Recognizing the workplace impact of Inflammatory Bowel Disease (IBD)
Picture the scene – you’re mid-presentation, and you need to run to the bathroom. No time for explanation, the urgency is immediate. On other days, abdominal cramps and diarrhea have made you miss meetings, your deadlines are slipping, colleagues are showing frustration, yet it’s far from intentional.

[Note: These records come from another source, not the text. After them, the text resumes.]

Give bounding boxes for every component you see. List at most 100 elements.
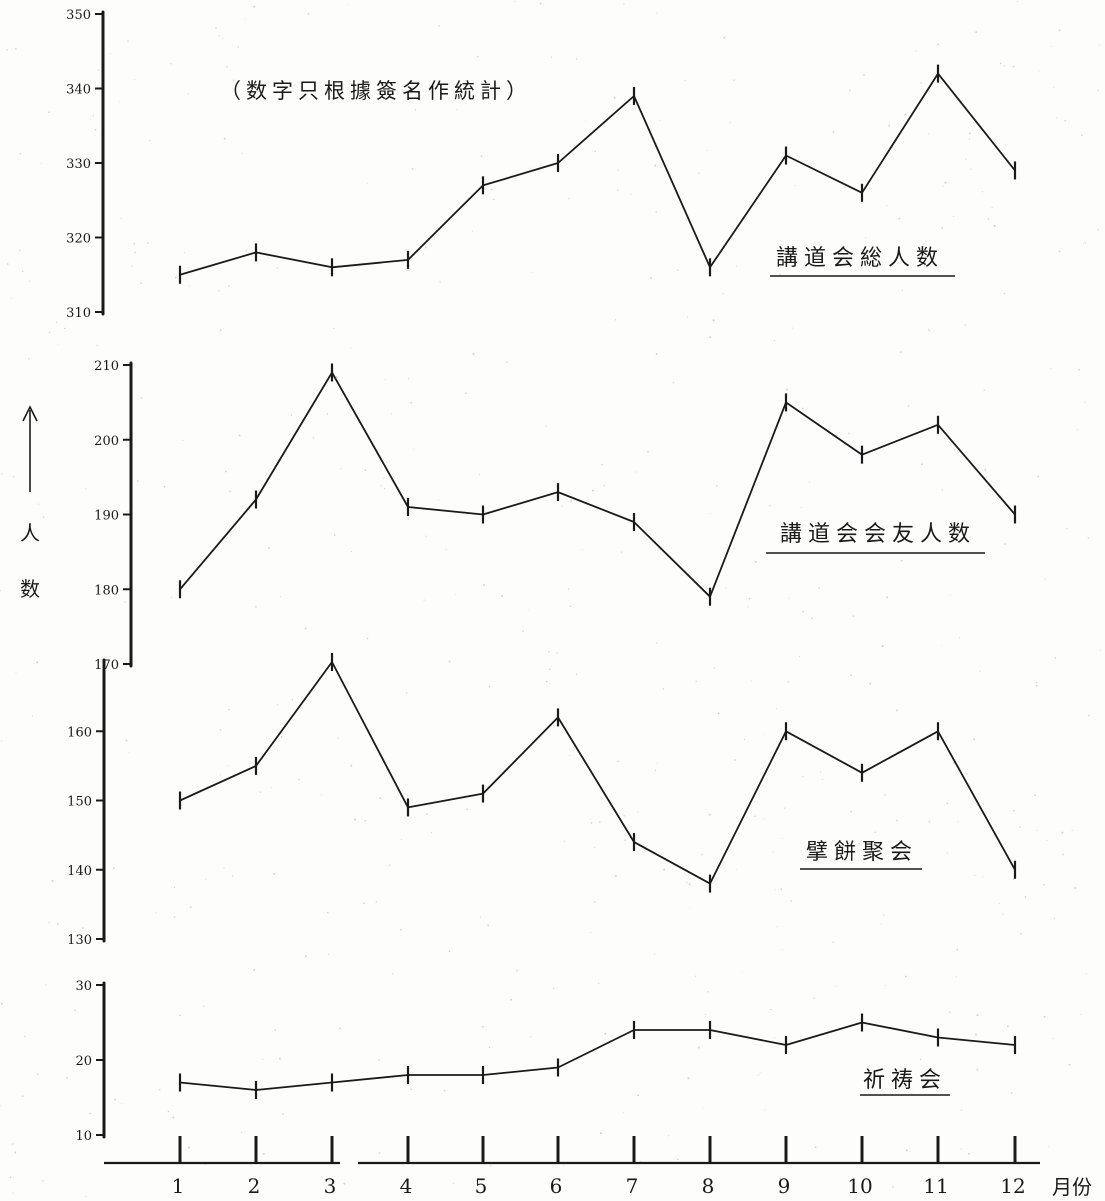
paper-grain-dot (594, 150, 597, 152)
paper-grain-dot (865, 237, 867, 239)
paper-grain-dot (982, 803, 985, 805)
paper-grain-dot (262, 1152, 265, 1155)
paper-grain-dot (425, 535, 427, 537)
x-tick-label: 10 (847, 1174, 872, 1198)
paper-grain-dot (928, 329, 931, 332)
paper-grain-dot (550, 56, 553, 58)
paper-grain-dot (640, 1161, 642, 1163)
paper-grain-dot (42, 1180, 44, 1182)
paper-grain-dot (140, 282, 143, 285)
y-tick-label: 20 (75, 1054, 92, 1069)
paper-grain-dot (140, 397, 143, 399)
paper-grain-dot (167, 1110, 170, 1113)
paper-grain-dot (120, 217, 122, 220)
paper-grain-dot (907, 405, 910, 407)
paper-grain-dot (748, 597, 751, 600)
paper-grain-dot (599, 821, 601, 823)
paper-grain-dot (662, 688, 665, 690)
paper-grain-dot (259, 791, 262, 793)
paper-grain-dot (772, 851, 774, 853)
paper-grain-dot (821, 778, 823, 781)
paper-grain-dot (919, 1058, 922, 1061)
paper-grain-dot (231, 875, 234, 877)
paper-grain-dot (539, 2, 542, 5)
paper-grain-dot (1003, 65, 1006, 67)
paper-grain-dot (487, 924, 490, 927)
x-tick-label: 11 (923, 1174, 948, 1198)
paper-grain-dot (1080, 1013, 1082, 1015)
paper-grain-dot (601, 464, 603, 466)
paper-grain-dot (545, 680, 548, 683)
paper-grain-dot (163, 485, 166, 488)
paper-grain-dot (624, 839, 627, 841)
paper-grain-dot (7, 263, 9, 265)
paper-grain-dot (955, 976, 957, 978)
x-axis-title: 月份 (1052, 1175, 1092, 1199)
paper-grain-dot (223, 137, 226, 140)
paper-grain-dot (886, 596, 888, 599)
paper-grain-dot (1038, 70, 1040, 72)
paper-grain-dot (636, 471, 638, 473)
paper-grain-dot (38, 503, 40, 505)
paper-grain-dot (974, 874, 976, 876)
paper-grain-dot (490, 1165, 492, 1167)
paper-grain-dot (575, 673, 578, 676)
paper-grain-dot (471, 230, 473, 232)
paper-grain-dot (244, 18, 246, 20)
paper-grain-dot (800, 507, 802, 509)
paper-grain-dot (439, 281, 441, 283)
paper-grain-dot (928, 133, 930, 135)
paper-grain-dot (941, 645, 943, 647)
paper-grain-dot (304, 955, 307, 958)
paper-grain-dot (253, 969, 256, 971)
paper-grain-dot (899, 351, 902, 353)
paper-grain-dot (630, 193, 632, 195)
paper-grain-dot (82, 927, 85, 930)
paper-grain-dot (733, 548, 735, 550)
y-tick-label: 10 (75, 1129, 92, 1144)
paper-grain-dot (51, 879, 54, 882)
paper-grain-dot (1002, 1030, 1004, 1032)
paper-grain-dot (781, 837, 783, 839)
paper-grain-dot (400, 839, 402, 841)
paper-grain-dot (759, 1072, 761, 1073)
paper-grain-dot (770, 1008, 772, 1011)
paper-grain-dot (173, 916, 176, 918)
paper-grain-dot (410, 401, 413, 404)
paper-grain-dot (952, 215, 954, 217)
paper-grain-dot (245, 250, 247, 252)
paper-grain-dot (1099, 649, 1101, 651)
paper-grain-dot (874, 831, 877, 833)
paper-grain-dot (1078, 368, 1080, 371)
paper-grain-dot (364, 819, 367, 822)
paper-grain-dot (687, 1077, 690, 1080)
paper-grain-dot (896, 709, 898, 712)
paper-grain-dot (802, 610, 804, 613)
series-label: 講道会会友人数 (780, 522, 976, 547)
paper-grain-dot (56, 321, 58, 323)
paper-grain-dot (174, 276, 177, 279)
x-tick-label: 2 (248, 1174, 261, 1198)
paper-grain-dot (48, 921, 50, 924)
paper-grain-dot (121, 1103, 123, 1105)
paper-grain-dot (656, 762, 658, 764)
paper-grain-dot (454, 94, 456, 96)
paper-grain-dot (687, 316, 689, 318)
paper-grain-dot (769, 505, 771, 507)
annotation-note: （数字只根據簽名作統計） (220, 79, 532, 103)
paper-grain-dot (350, 347, 352, 349)
paper-grain-dot (832, 941, 834, 944)
paper-grain-dot (832, 131, 835, 133)
chart-marks (178, 64, 1017, 1099)
paper-grain-dot (598, 982, 600, 985)
paper-grain-dot (1019, 826, 1021, 828)
paper-grain-dot (1043, 884, 1045, 886)
paper-grain-dot (327, 911, 329, 914)
paper-grain-dot (729, 122, 731, 124)
paper-grain-dot (617, 169, 619, 171)
paper-grain-dot (1006, 1025, 1009, 1028)
paper-grain-dot (1062, 853, 1064, 856)
paper-grain-dot (528, 609, 530, 611)
paper-grain-dot (613, 96, 616, 99)
paper-grain-dot (364, 469, 367, 471)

This is the reality that many of the 10 million people living with Inflammatory Bowel Disease (IBD) worldwide face.1 Particularly affecting those of working age, IBD can make a person´s professional life particularly challenging and may impact their career path.2 Many people with IBD want to and can successfully work, and employment can have a positive influence on overall wellbeing.2 Yet a survey conducted by the European Federation of Crohn’s and Colitis Associations (EFCCA) in partnership with the European Crohn's and Colitis Organization (ECCO) across 25 countries showed that a shocking 44% of people with IBD claim they have lost or quit their job because of their condition.3 That is why this year’s World IBD Day organized by EFCCA is dedicated to ‘Make IBD work’, helping to drive awareness and consideration of IBD in the workplace.2
Uniting Takeda workplaces on World IBD Day
At Takeda, we are determined to enhance understanding and empathy around IBD. For colleagues who have had their lives or families affected, we know all too well the broad impact of IBD.

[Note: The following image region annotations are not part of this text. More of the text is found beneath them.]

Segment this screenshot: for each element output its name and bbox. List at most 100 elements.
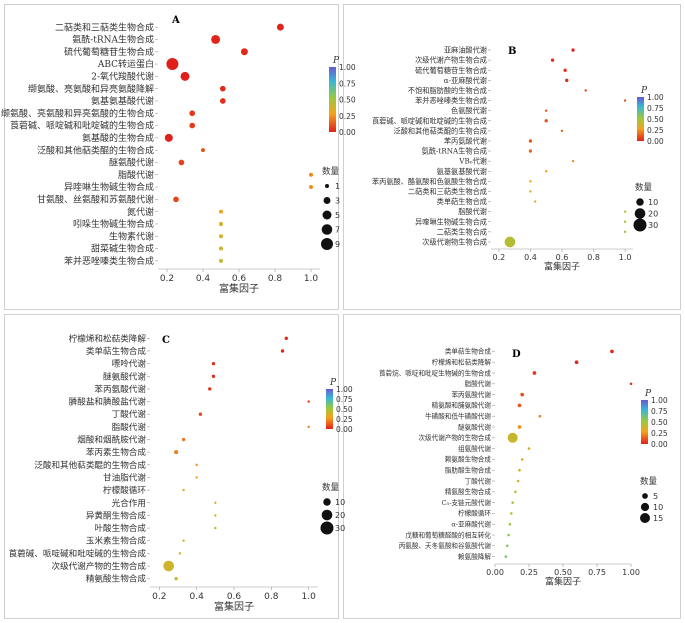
data-point — [560, 129, 564, 133]
data-point — [527, 447, 531, 450]
size-legend-title: 数量 — [322, 482, 340, 493]
size-legend-title: 数量 — [635, 182, 653, 193]
color-bar-tick-label: 0.00 — [651, 440, 668, 449]
color-bar — [637, 97, 644, 141]
category-label: 光合作用 — [112, 497, 146, 509]
category-label: 生物素代谢 — [109, 230, 154, 242]
data-point — [544, 119, 548, 123]
x-tick-label: 0.25 — [520, 568, 538, 577]
data-point — [164, 133, 173, 142]
data-point — [178, 552, 182, 555]
panel-label: D — [512, 349, 521, 360]
color-bar-tick-label: 0.25 — [647, 126, 664, 135]
category-label: 泛酸和其他萜类醌的生物合成 — [394, 126, 487, 135]
category-label: 类单萜生物合成 — [86, 345, 147, 357]
category-label: C₅-支链元酸代谢 — [442, 498, 492, 507]
color-bar — [329, 67, 336, 132]
x-axis-label: 富集因子 — [214, 600, 254, 613]
data-point — [219, 258, 223, 263]
category-label: 色氨酸代谢 — [451, 106, 487, 115]
data-point — [629, 382, 633, 386]
category-label: 苯丙氨酸代谢 — [94, 383, 146, 395]
size-legend-label: 20 — [648, 210, 658, 219]
data-point — [507, 533, 510, 537]
size-legend-dot — [633, 218, 647, 232]
category-label: 苯并恶唑嗪类生物合成 — [64, 255, 154, 267]
category-label: 次级代谢产物的生物合成 — [51, 560, 146, 572]
data-point — [173, 196, 179, 203]
x-tick-label: 0.2 — [152, 592, 166, 602]
category-label: α-亚麻酸代谢 — [444, 76, 487, 85]
category-label: 次级代谢产物生物合成 — [415, 56, 487, 65]
data-point — [533, 200, 537, 203]
size-legend-label: 7 — [335, 226, 340, 235]
panel-border-b — [343, 4, 681, 310]
size-legend-label: 10 — [335, 498, 345, 507]
x-tick-label: 1.0 — [302, 592, 317, 602]
data-point — [545, 170, 548, 173]
category-label: 戊糖和葡萄糖醛酸的相互转化 — [405, 530, 491, 539]
category-label: 类单萜生物合成 — [445, 347, 492, 356]
data-point — [211, 361, 216, 366]
category-label: 柠檬酸循环 — [103, 484, 146, 496]
data-point — [211, 34, 221, 44]
category-label: 甜菜碱生物合成 — [91, 243, 154, 255]
data-point — [507, 432, 518, 443]
category-label: 莨菪碱、哌啶碱和吡啶碱的生物合成 — [372, 116, 487, 125]
category-label: 精氨酸生物合成 — [445, 487, 492, 496]
data-point — [240, 48, 248, 56]
category-label: 苯丙氨酸代谢 — [444, 136, 487, 145]
size-legend-dot — [636, 198, 644, 206]
x-tick-label: 0.75 — [588, 568, 606, 577]
data-point — [518, 468, 521, 472]
category-label: 赖氨酸生物合成 — [445, 455, 492, 464]
category-label: 烟酸和烟酰胺代谢 — [77, 434, 146, 446]
data-point — [201, 148, 205, 153]
category-label: 组氨酸代谢 — [458, 444, 491, 453]
color-bar-tick-label: 0.50 — [647, 115, 664, 124]
color-bar-tick-label: 0.75 — [339, 79, 356, 88]
category-label: 氨基氨基酸代谢 — [91, 95, 154, 107]
color-legend-title: P — [332, 56, 340, 66]
category-label: ABC转运蛋白 — [97, 58, 154, 70]
x-tick-label: 0.4 — [196, 274, 211, 284]
data-point — [574, 360, 579, 365]
category-label: 缬氨酸、亮氨酸和异亮氨酸的生物合成 — [1, 107, 154, 119]
category-label: 异喹啉生物碱生物合成 — [64, 181, 154, 193]
size-legend-label: 20 — [335, 511, 345, 520]
color-bar-tick-label: 0.25 — [651, 429, 668, 438]
data-point — [174, 576, 178, 581]
data-point — [174, 450, 179, 455]
data-point — [276, 23, 284, 31]
data-point — [505, 544, 509, 548]
data-point — [550, 58, 555, 62]
size-legend-dot — [323, 498, 331, 506]
color-bar-tick-label: 0.75 — [647, 104, 664, 113]
size-legend-label: 30 — [335, 524, 345, 533]
category-label: 叶酸生物合成 — [94, 522, 146, 534]
panel-c: C 柠檬烯和松萜类降解类单萜生物合成嘌呤代谢醚氨酸代谢苯丙氨酸代谢膦酸盐和膦酸盐代… — [8, 332, 352, 612]
category-label: α-亚麻酸代谢 — [451, 520, 491, 529]
category-label: 膦酸盐和膦酸盐代谢 — [69, 396, 147, 408]
data-point — [563, 68, 567, 72]
category-label: 氨酰-tRNA生物合成 — [72, 34, 154, 46]
data-point — [528, 149, 533, 153]
data-point — [219, 85, 226, 92]
data-point — [571, 48, 575, 52]
data-point — [529, 190, 532, 193]
panel-label: C — [162, 335, 170, 346]
data-point — [623, 230, 627, 234]
category-label: 莨菪烷、哌啶和吡啶生物碱的生物合成 — [379, 368, 491, 377]
x-tick-label: 0.2 — [493, 253, 506, 262]
data-point — [529, 180, 532, 183]
data-point — [545, 109, 548, 112]
color-bar-tick-label: 0.25 — [336, 415, 353, 424]
color-bar-tick-label: 0.25 — [339, 112, 356, 121]
size-legend-dot — [321, 224, 333, 235]
size-legend-dot — [634, 208, 646, 219]
data-point — [189, 122, 196, 129]
x-tick-label: 1.0 — [619, 253, 632, 262]
x-axis-label: 富集因子 — [544, 261, 580, 273]
x-tick-label: 0.00 — [486, 568, 504, 577]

“Growth and development, social bonds, school, and work performance can all be affected along with physical, emotional and mental health,”3,4 said Jeff Bornstein, Deputy Head of Clinical Sciences, Takeda Gastroenterology. “When my sister was diagnosed in the 1980s, bowel disease wasn’t something to be discussed outside of the house. We’ve come a long way, and now, in addition to new treatments, we have removed stigma and created a much more supportive environment for patients and their families.”
On 19 May, Takeda colleagues unite across the globe to drive recognition of World IBD Day and the impact of IBD on the workplace.
‘Walking the talk’
Beyond just celebrating the awareness day itself, we want our colleagues to truly understand what patients go through, and take pride in the work that we’re doing.
Our In Their Shoes Program, which reveals the reality of IBD, will have been undertaken by over 1,700 people from 30 countries by the end of May, helping to increase understanding, empathy, and support. It is just one way that Takeda ensures that patients are kept at the center of everything we do.